Soyons honnêtes: n’importe quelle personne sensée, de bonne foi et sachant faire quelques additions pourra constater que l’accès à l’éducation n’est aucunement compromis par la hausse, à plus forte raison avec les mesures d’atténuation ajoutées en cours de route. Et à terme, les droits rehaussés seront encore bien en-dessous de la moyenne canadienne.
Certains pensent que le monde a été créé en sept jours et que nos ancêtres ont côtoyé des dinosaures. D’autres croient plutôt qu’une hausse des droits de scolarité accompagnée d’une amélioration des bourses et des mécanismes de remboursement restreint l’accès à l’éducation. Ça n’est pas vrai, mais ça n’a plus d’importance. On est dans l’idéologie.
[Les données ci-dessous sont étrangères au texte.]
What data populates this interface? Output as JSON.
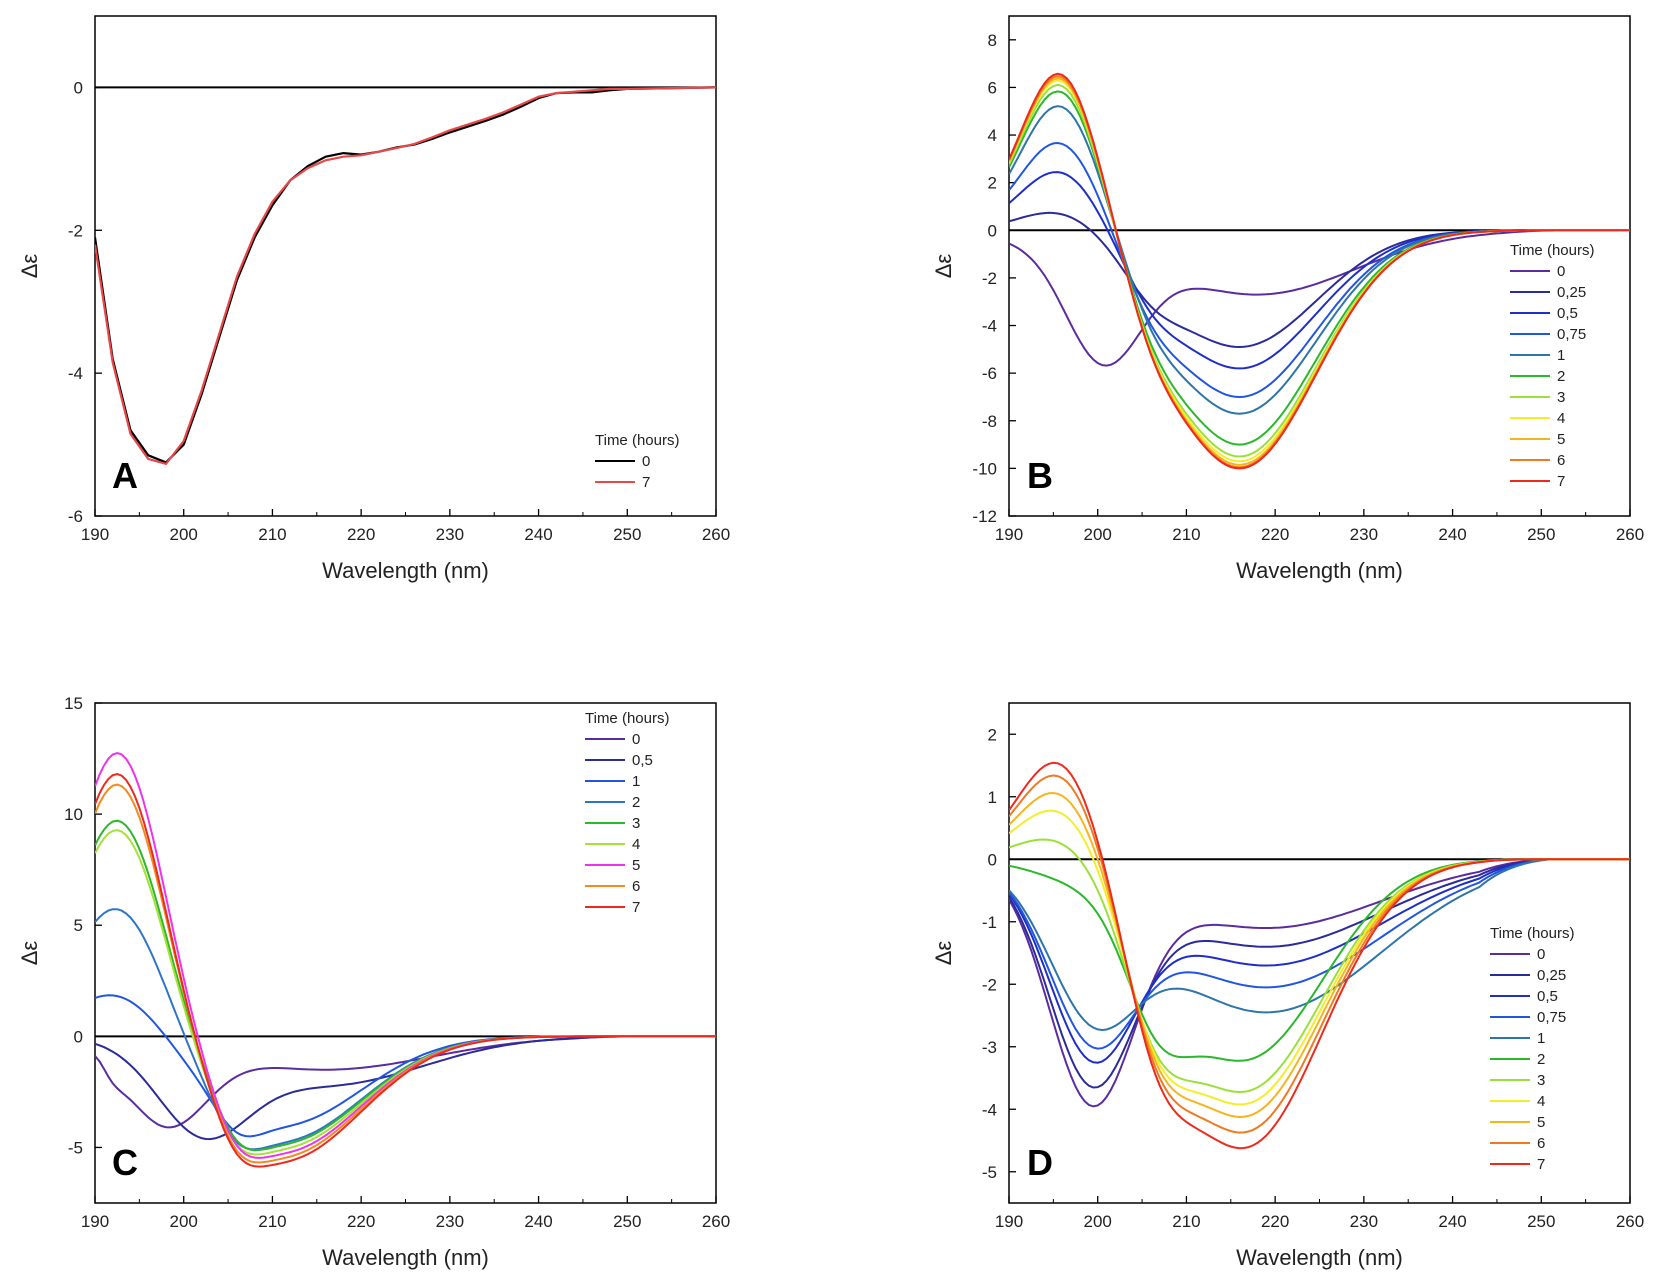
{
  "figure": {
    "panels": [
      "A",
      "B",
      "C",
      "D"
    ]
  },
  "chart_data": [
    {
      "panel": "A",
      "type": "line",
      "xlabel": "Wavelength (nm)",
      "ylabel": "Δε",
      "xlim": [
        190,
        260
      ],
      "ylim": [
        -6,
        1
      ],
      "xticks": [
        190,
        200,
        210,
        220,
        230,
        240,
        250,
        260
      ],
      "yticks": [
        -6,
        -4,
        -2,
        0
      ],
      "legend": {
        "title": "Time (hours)",
        "position": "bottom-right"
      },
      "colors": {
        "0": "#000000",
        "7": "#e8484a"
      },
      "x": [
        190,
        192,
        194,
        196,
        198,
        200,
        202,
        204,
        206,
        208,
        210,
        212,
        214,
        216,
        218,
        220,
        222,
        224,
        226,
        228,
        230,
        232,
        234,
        236,
        238,
        240,
        242,
        244,
        246,
        248,
        250,
        255,
        260
      ],
      "series": [
        {
          "name": "0",
          "values": [
            -2.1,
            -3.8,
            -4.8,
            -5.15,
            -5.25,
            -5.0,
            -4.3,
            -3.5,
            -2.7,
            -2.1,
            -1.65,
            -1.3,
            -1.1,
            -0.97,
            -0.92,
            -0.94,
            -0.9,
            -0.84,
            -0.8,
            -0.72,
            -0.63,
            -0.55,
            -0.47,
            -0.38,
            -0.27,
            -0.15,
            -0.08,
            -0.07,
            -0.07,
            -0.04,
            -0.02,
            -0.01,
            0
          ]
        },
        {
          "name": "7",
          "values": [
            -2.2,
            -3.85,
            -4.85,
            -5.2,
            -5.27,
            -4.95,
            -4.25,
            -3.45,
            -2.65,
            -2.05,
            -1.6,
            -1.3,
            -1.13,
            -1.02,
            -0.97,
            -0.95,
            -0.9,
            -0.85,
            -0.79,
            -0.7,
            -0.6,
            -0.52,
            -0.44,
            -0.35,
            -0.24,
            -0.13,
            -0.08,
            -0.06,
            -0.04,
            -0.02,
            -0.02,
            -0.01,
            0
          ]
        }
      ]
    },
    {
      "panel": "B",
      "type": "line",
      "xlabel": "Wavelength (nm)",
      "ylabel": "Δε",
      "xlim": [
        190,
        260
      ],
      "ylim": [
        -12,
        9
      ],
      "xticks": [
        190,
        200,
        210,
        220,
        230,
        240,
        250,
        260
      ],
      "yticks": [
        -12,
        -10,
        -8,
        -6,
        -4,
        -2,
        0,
        2,
        4,
        6,
        8
      ],
      "legend": {
        "title": "Time (hours)",
        "position": "right"
      },
      "series": [
        {
          "name": "0",
          "color": "#5a2ca0",
          "peak": -0.2,
          "trough": -2.7
        },
        {
          "name": "0,25",
          "color": "#2b2b9a",
          "peak": 1.0,
          "trough": -4.9
        },
        {
          "name": "0,5",
          "color": "#1f2ec9",
          "peak": 2.8,
          "trough": -5.8
        },
        {
          "name": "0,75",
          "color": "#2156e0",
          "peak": 4.1,
          "trough": -7.0
        },
        {
          "name": "1",
          "color": "#2e75a8",
          "peak": 5.7,
          "trough": -7.7
        },
        {
          "name": "2",
          "color": "#2bb82b",
          "peak": 6.4,
          "trough": -9.0
        },
        {
          "name": "3",
          "color": "#9be03a",
          "peak": 6.7,
          "trough": -9.5
        },
        {
          "name": "4",
          "color": "#f2ee2a",
          "peak": 6.9,
          "trough": -9.7
        },
        {
          "name": "5",
          "color": "#f5b51e",
          "peak": 7.0,
          "trough": -9.85
        },
        {
          "name": "6",
          "color": "#f07a22",
          "peak": 7.1,
          "trough": -9.95
        },
        {
          "name": "7",
          "color": "#ee2a1e",
          "peak": 7.2,
          "trough": -10.0
        }
      ]
    },
    {
      "panel": "C",
      "type": "line",
      "xlabel": "Wavelength (nm)",
      "ylabel": "Δε",
      "xlim": [
        190,
        260
      ],
      "ylim": [
        -7.5,
        15
      ],
      "xticks": [
        190,
        200,
        210,
        220,
        230,
        240,
        250,
        260
      ],
      "yticks": [
        -5,
        0,
        5,
        10,
        15
      ],
      "legend": {
        "title": "Time (hours)",
        "position": "top-right"
      },
      "series": [
        {
          "name": "0",
          "color": "#5a2ca0",
          "peak": -1.2,
          "trough": -1.5
        },
        {
          "name": "0,5",
          "color": "#2b2b9a",
          "peak": 0.0,
          "trough": -2.3
        },
        {
          "name": "1",
          "color": "#2156e0",
          "peak": 2.3,
          "trough": -4.0
        },
        {
          "name": "2",
          "color": "#2e75c8",
          "peak": 6.3,
          "trough": -4.7
        },
        {
          "name": "3",
          "color": "#2bb82b",
          "peak": 10.3,
          "trough": -4.8
        },
        {
          "name": "4",
          "color": "#a6e03a",
          "peak": 9.9,
          "trough": -5.0
        },
        {
          "name": "5",
          "color": "#ee33ee",
          "peak": 13.4,
          "trough": -5.2
        },
        {
          "name": "6",
          "color": "#f08a22",
          "peak": 12.0,
          "trough": -5.4
        },
        {
          "name": "7",
          "color": "#ee2a1e",
          "peak": 12.5,
          "trough": -5.6
        }
      ]
    },
    {
      "panel": "D",
      "type": "line",
      "xlabel": "Wavelength (nm)",
      "ylabel": "Δε",
      "xlim": [
        190,
        260
      ],
      "ylim": [
        -5.5,
        2.5
      ],
      "xticks": [
        190,
        200,
        210,
        220,
        230,
        240,
        250,
        260
      ],
      "yticks": [
        -5,
        -4,
        -3,
        -2,
        -1,
        0,
        1,
        2
      ],
      "legend": {
        "title": "Time (hours)",
        "position": "bottom-right"
      },
      "series": [
        {
          "name": "0",
          "color": "#5a2ca0",
          "peak": -3.6,
          "trough": -1.1
        },
        {
          "name": "0,25",
          "color": "#2b2b9a",
          "peak": -3.2,
          "trough": -1.4
        },
        {
          "name": "0,5",
          "color": "#1f2ec9",
          "peak": -2.7,
          "trough": -1.7
        },
        {
          "name": "0,75",
          "color": "#2156e0",
          "peak": -2.35,
          "trough": -2.05
        },
        {
          "name": "1",
          "color": "#2e75a8",
          "peak": -1.9,
          "trough": -2.45
        },
        {
          "name": "2",
          "color": "#2bb82b",
          "peak": -0.15,
          "trough": -3.2
        },
        {
          "name": "3",
          "color": "#9be03a",
          "peak": 0.5,
          "trough": -3.7
        },
        {
          "name": "4",
          "color": "#f2ee2a",
          "peak": 1.0,
          "trough": -3.9
        },
        {
          "name": "5",
          "color": "#f5b51e",
          "peak": 1.3,
          "trough": -4.1
        },
        {
          "name": "6",
          "color": "#f07a22",
          "peak": 1.6,
          "trough": -4.35
        },
        {
          "name": "7",
          "color": "#ee2a1e",
          "peak": 1.82,
          "trough": -4.6
        }
      ]
    }
  ]
}
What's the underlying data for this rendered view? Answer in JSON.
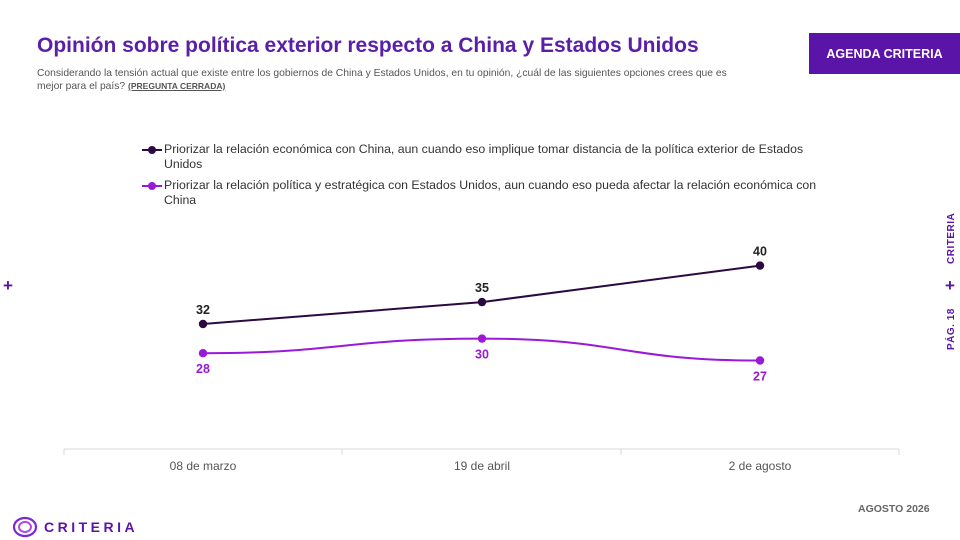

Aveuglés par la haine – parfois compréhensible – qu’ils ressentent envers le gouvernement Charest, des individus et des pans entiers de la société ont oublié qu’une horloge brisée donne tout de même l’heure juste deux fois par jour. Dans ce dossier, le gouvernement a à peu près tout fait tout croche, incluant de jouer au pyromane avec la loi 78, mais il avait raison sur le fond. Le carré rouge, icône d’un dossier somme toute mineur, est devenu un symbole de tout ce qui ne va pas au Québec.
Le défoulement collectif qui perdure n’a donné aucun autre résultat concret que de foutre le bordel, de polariser les opinions et de rendre encore plus difficile une solution négociée.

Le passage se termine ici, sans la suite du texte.